4. Institutional & Government Support
HOPO’s BARDA contract, Mantel’s industrial partnerships, and FarmRaise’s alignment with agricultural funding frameworks all point to one thing: to tackle grand challenges, startups often must plug into institutional programs, not just VC capital.
5. What’s Next? Surveillance & Follow-On Rounds
- HOPO: Success in its BARDA milestones, safe human trials, and scale manufacturing are key watchpoints.
- Mantel: Translating pilot results to integrated industrial deployment will test the economics and engineering robustness.
- FarmRaise: Scaling across geographies and proving retention / outcomes for farmers will determine its defensibility.
10 Top-Funded MBA Startups Of 2025
Here is a table of the 10 Top-Funded MBA Startups of 2025 based on the Poets & Quants list. (Note: schools, founders, and funding are drawn from public reporting. Some rounding or estimates may apply.)

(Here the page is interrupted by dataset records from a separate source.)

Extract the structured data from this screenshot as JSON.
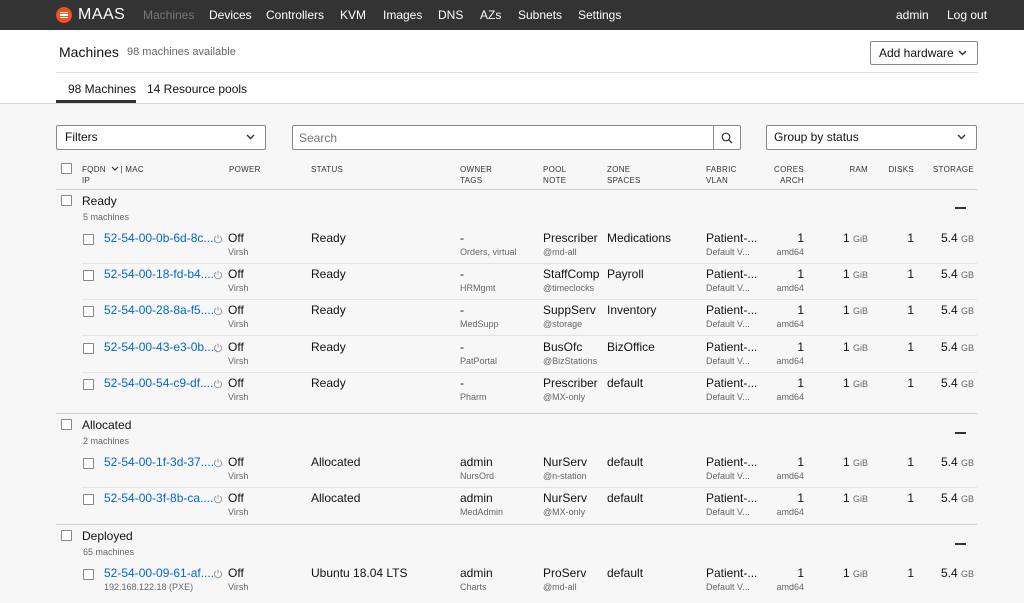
{
  "nav": {
    "brand": "MAAS",
    "links": [
      "Machines",
      "Devices",
      "Controllers",
      "KVM",
      "Images",
      "DNS",
      "AZs",
      "Subnets",
      "Settings"
    ],
    "user": "admin",
    "logout": "Log out"
  },
  "header": {
    "title": "Machines",
    "subtitle": "98 machines available",
    "add_hardware": "Add hardware",
    "tabs": [
      "98 Machines",
      "14 Resource pools"
    ]
  },
  "controls": {
    "filters": "Filters",
    "search_placeholder": "Search",
    "group_by": "Group by status"
  },
  "columns": {
    "fqdn": "FQDN",
    "mac": "| MAC",
    "ip": "IP",
    "power": "POWER",
    "status": "STATUS",
    "owner": "OWNER",
    "tags": "TAGS",
    "pool": "POOL",
    "note": "NOTE",
    "zone": "ZONE",
    "spaces": "SPACES",
    "fabric": "FABRIC",
    "vlan": "VLAN",
    "cores": "CORES",
    "arch": "ARCH",
    "ram": "RAM",
    "disks": "DISKS",
    "storage": "STORAGE"
  },
  "groups": [
    {
      "title": "Ready",
      "count": "5 machines",
      "rows": [
        {
          "fqdn": "52-54-00-0b-6d-8c....",
          "ip": "",
          "power": "Off",
          "power_type": "Virsh",
          "status": "Ready",
          "owner": "-",
          "tags": "Orders, virtual",
          "pool": "Prescriber",
          "note": "@md-all",
          "zone": "Medications",
          "fabric": "Patient-...",
          "vlan": "Default V...",
          "cores": "1",
          "arch": "amd64",
          "ram": "1",
          "ram_unit": "GiB",
          "disks": "1",
          "storage": "5.4",
          "storage_unit": "GB"
        },
        {
          "fqdn": "52-54-00-18-fd-b4....",
          "ip": "",
          "power": "Off",
          "power_type": "Virsh",
          "status": "Ready",
          "owner": "-",
          "tags": "HRMgmt",
          "pool": "StaffComp",
          "note": "@timeclocks",
          "zone": "Payroll",
          "fabric": "Patient-...",
          "vlan": "Default V...",
          "cores": "1",
          "arch": "amd64",
          "ram": "1",
          "ram_unit": "GiB",
          "disks": "1",
          "storage": "5.4",
          "storage_unit": "GB"
        },
        {
          "fqdn": "52-54-00-28-8a-f5....",
          "ip": "",
          "power": "Off",
          "power_type": "Virsh",
          "status": "Ready",
          "owner": "-",
          "tags": "MedSupp",
          "pool": "SuppServ",
          "note": "@storage",
          "zone": "Inventory",
          "fabric": "Patient-...",
          "vlan": "Default V...",
          "cores": "1",
          "arch": "amd64",
          "ram": "1",
          "ram_unit": "GiB",
          "disks": "1",
          "storage": "5.4",
          "storage_unit": "GB"
        },
        {
          "fqdn": "52-54-00-43-e3-0b....",
          "ip": "",
          "power": "Off",
          "power_type": "Virsh",
          "status": "Ready",
          "owner": "-",
          "tags": "PatPortal",
          "pool": "BusOfc",
          "note": "@BizStations",
          "zone": "BizOffice",
          "fabric": "Patient-...",
          "vlan": "Default V...",
          "cores": "1",
          "arch": "amd64",
          "ram": "1",
          "ram_unit": "GiB",
          "disks": "1",
          "storage": "5.4",
          "storage_unit": "GB"
        },
        {
          "fqdn": "52-54-00-54-c9-df....",
          "ip": "",
          "power": "Off",
          "power_type": "Virsh",
          "status": "Ready",
          "owner": "-",
          "tags": "Pharm",
          "pool": "Prescriber",
          "note": "@MX-only",
          "zone": "default",
          "fabric": "Patient-...",
          "vlan": "Default V...",
          "cores": "1",
          "arch": "amd64",
          "ram": "1",
          "ram_unit": "GiB",
          "disks": "1",
          "storage": "5.4",
          "storage_unit": "GB"
        }
      ]
    },
    {
      "title": "Allocated",
      "count": "2 machines",
      "rows": [
        {
          "fqdn": "52-54-00-1f-3d-37....",
          "ip": "",
          "power": "Off",
          "power_type": "Virsh",
          "status": "Allocated",
          "owner": "admin",
          "tags": "NursOrd",
          "pool": "NurServ",
          "note": "@n-station",
          "zone": "default",
          "fabric": "Patient-...",
          "vlan": "Default V...",
          "cores": "1",
          "arch": "amd64",
          "ram": "1",
          "ram_unit": "GiB",
          "disks": "1",
          "storage": "5.4",
          "storage_unit": "GB"
        },
        {
          "fqdn": "52-54-00-3f-8b-ca....",
          "ip": "",
          "power": "Off",
          "power_type": "Virsh",
          "status": "Allocated",
          "owner": "admin",
          "tags": "MedAdmin",
          "pool": "NurServ",
          "note": "@MX-only",
          "zone": "default",
          "fabric": "Patient-...",
          "vlan": "Default V...",
          "cores": "1",
          "arch": "amd64",
          "ram": "1",
          "ram_unit": "GiB",
          "disks": "1",
          "storage": "5.4",
          "storage_unit": "GB"
        }
      ]
    },
    {
      "title": "Deployed",
      "count": "65 machines",
      "rows": [
        {
          "fqdn": "52-54-00-09-61-af....",
          "ip": "192.168.122.18 (PXE)",
          "power": "Off",
          "power_type": "Virsh",
          "status": "Ubuntu 18.04 LTS",
          "owner": "admin",
          "tags": "Charts",
          "pool": "ProServ",
          "note": "@md-all",
          "zone": "default",
          "fabric": "Patient-...",
          "vlan": "Default V...",
          "cores": "1",
          "arch": "amd64",
          "ram": "1",
          "ram_unit": "GiB",
          "disks": "1",
          "storage": "5.4",
          "storage_unit": "GB"
        }
      ]
    }
  ]
}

| 2025 Rank (2024) | Startup | $ Raised (millions) | MBA Founder(s) | School | Industry / Purpose |
|---|---|---|---|---|---|
| 1 | Tamara | 2,400.00 | Abdulmohsen Al Babtain | London Business School | FinTech / BNPL (Buy Now, Pay Later) (Poets&Quants for Execs) |
| 2 | Capchase | 1,100.00 | Luis Basagoiti Marqués | INSEAD | FinTech / revenue-based financing (Poets&Quants) |
| 3 | Poolside | 626.00 | Eiso Kant | IE Business School | AI / Software / Consumer tech (Poets&Quants for Execs) |
| 4 | AtoB | 263.51 | Tushar Misra | UC Berkeley Haas | Transportation / B2B payments & logistics finance (Poets&Quants for Execs) |
| 5 | HOPO Therapeutics | 227.00 | Hannah Weber | UC Berkeley Haas | Biopharma / Therapeutics for heavy-metal poisoning (Poets&Quants for Execs) |
| 6 | Pathway Homes | 225.00 | Kyle Ruane | UCLA Anderson | Real Estate / Housing & community services (Poets&Quants for Execs) |
| 7 | Lyra Collective (formerly Forum Brands) | 220.85 | Brenton Howland, Ruben Amar | Stanford GSB | E-commerce / consumer brands (Poets&Quants for Execs) |
| 8 | Autograph | 205.00 | Josh Payne | Stanford GSB | Financial software / digital identity & collectibles (Poets&Quants for Execs) |
| 9 | Arc Technologies | 192.50 | Raven Jiang, Nick Lombardo, Don Muir | Stanford GSB | Financial software / infrastructure (Poets&Quants for Execs) |
| 10 | Nominal | 102.50 | Cameron McCord, Bryce Strauss | Harvard Business School | Business / Productivity software (Poets&Quants for Execs) |
Final Thoughts
The 2025 Poets & Quants ranking of the 100 highest-funded MBA startups is more than a leaderboard—it’s a reflection of where the next wave of founder ambition lies. While fintech and SaaS remain foundational engines, the rising profiles of entities like FarmRaise, HOPO Therapeutics, and Mantel show that MBA founders are increasingly leaning into impact with capital intensity.
They remind us: the intersection of business training + real domain depth can generate startups capable of tackling society’s hardest problems — from clean energy to environmental health to sustainable agriculture.